The other set of drugs that I think are furthest along and very exciting are the PARP inhibitors. Again, there are multiple PARP inhibitors available. These have been shown to improve radiographic progression-free survival in a recently reported trial. At least 1 of them has, and there are others that are coming along the way that look to have very promising results as well. These agents are coming, and I think we’re very excited. They seem to be for targeted populations, but we’ll see how we can use them either alone or in combination to really prolong lives of men with prostate cancer and hopefully make them feel better as well.

Matthew R. Smith, MD, PhD: The landscape for prostate cancer treatment continues to evolve in sometimes unpredictable ways. Some of the better understanding of the biology of prostate cancer in recent years has led us really in 2 directions. First, there’s an understanding that there is a small subset of patients who benefit from checkpoint inhibition. Those are patients with mismatch repair defects. Then there’s a somewhat larger minority of patients who have DNA repair defects. Preliminary evidence suggests that they benefit from use of PARP inhibitors. Really, that age of precision oncology has now come to prostate cancer, and 1 of the important parts of that in managing patients with advanced disease, particularly as they progress through some of our standard therapies, is to look for tumor mutations that would predict response or benefit to either a checkpoint inhibitor or a PARP inhibitor.

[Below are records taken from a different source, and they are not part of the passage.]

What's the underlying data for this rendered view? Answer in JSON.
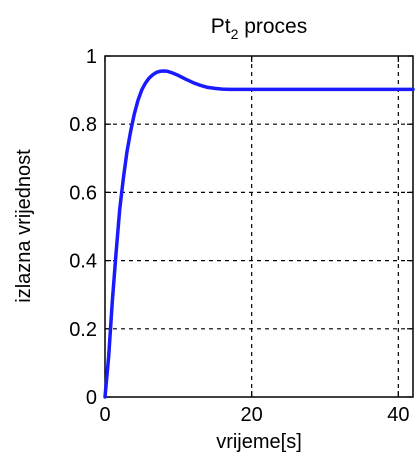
{
  "chart_data": {
    "type": "line",
    "title": "Pt",
    "title_subscript": "2",
    "title_suffix": " proces",
    "xlabel": "vrijeme[s]",
    "ylabel": "izlazna vrijednost",
    "xlim": [
      0,
      42
    ],
    "ylim": [
      0,
      1
    ],
    "xticks": [
      0,
      20,
      40
    ],
    "yticks": [
      0,
      0.2,
      0.4,
      0.6,
      0.8,
      1
    ],
    "xtick_labels": [
      "0",
      "20",
      "40"
    ],
    "ytick_labels": [
      "0",
      "0.2",
      "0.4",
      "0.6",
      "0.8",
      "1"
    ],
    "grid": true,
    "series": [
      {
        "color": "#1a1aff",
        "x": [
          0,
          0.5,
          1,
          1.5,
          2,
          2.5,
          3,
          3.5,
          4,
          4.5,
          5,
          5.5,
          6,
          6.5,
          7,
          7.5,
          8,
          8.5,
          9,
          10,
          11,
          12,
          13,
          14,
          15,
          16,
          17,
          18,
          20,
          25,
          30,
          35,
          40,
          42
        ],
        "y": [
          0,
          0.12,
          0.28,
          0.42,
          0.55,
          0.64,
          0.72,
          0.78,
          0.83,
          0.87,
          0.9,
          0.92,
          0.935,
          0.945,
          0.952,
          0.955,
          0.956,
          0.955,
          0.952,
          0.943,
          0.932,
          0.922,
          0.914,
          0.908,
          0.905,
          0.903,
          0.902,
          0.902,
          0.902,
          0.902,
          0.902,
          0.902,
          0.902,
          0.902
        ]
      }
    ]
  }
}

The progress that’s been made in prostate cancer in the last few years really would have been hard to predict a decade ago. We now have this abundance of new drugs that prove to treat the disease, and extension of the label of those drugs to settings that really weren’t previously appreciated. I anticipate that progress will continue and that we’ll have not only new drugs but a better understanding of the use of our currently available therapies.

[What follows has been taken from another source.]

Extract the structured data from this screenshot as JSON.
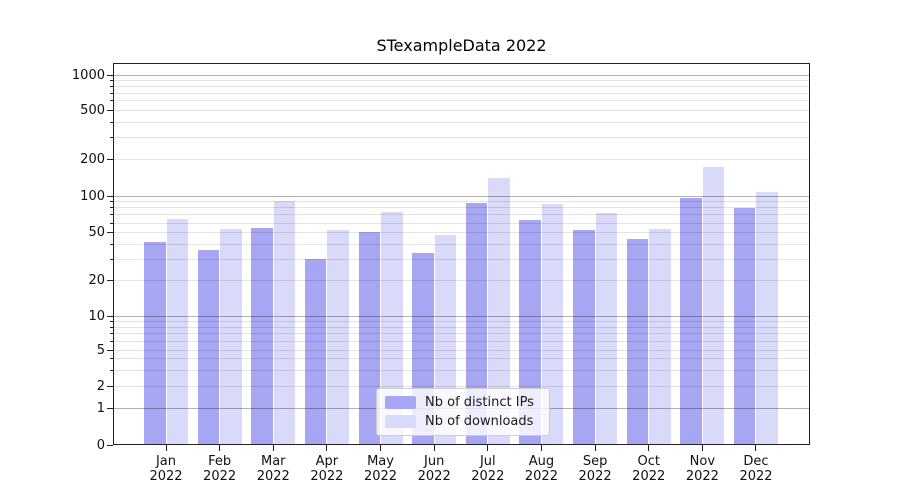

Alicia Morgans, MD, MPH: My advice for medical oncologists and urologists who are treating metastatic castration-sensitive prostate cancer is that the landscape is becoming very, very crowded. What I would very strongly advise is that we have candid conversations with our patients about the adverse-effect profiles and the way we administer these drugs, the co-pays that patients have to pay, the time that they may need to stay out of work, and the things that matter to them in their daily lives that are different with all these drugs. This can really make a difference to them as they’re making this choice.

The other piece of advice that I would give—and I think many of us are already doing this—is that we, as a community treating men with prostate cancer, need to work together. Urologists and medical oncologists need to partner, because there are issues that might be best dealt with by a medical oncologist, as well as issues that might be best dealt with by a urologist, and sometimes by a radiation oncologist in this patient population. We owe it to them to give them the specialists they need to really work together, put our heads together, and get the best outcomes for our patients.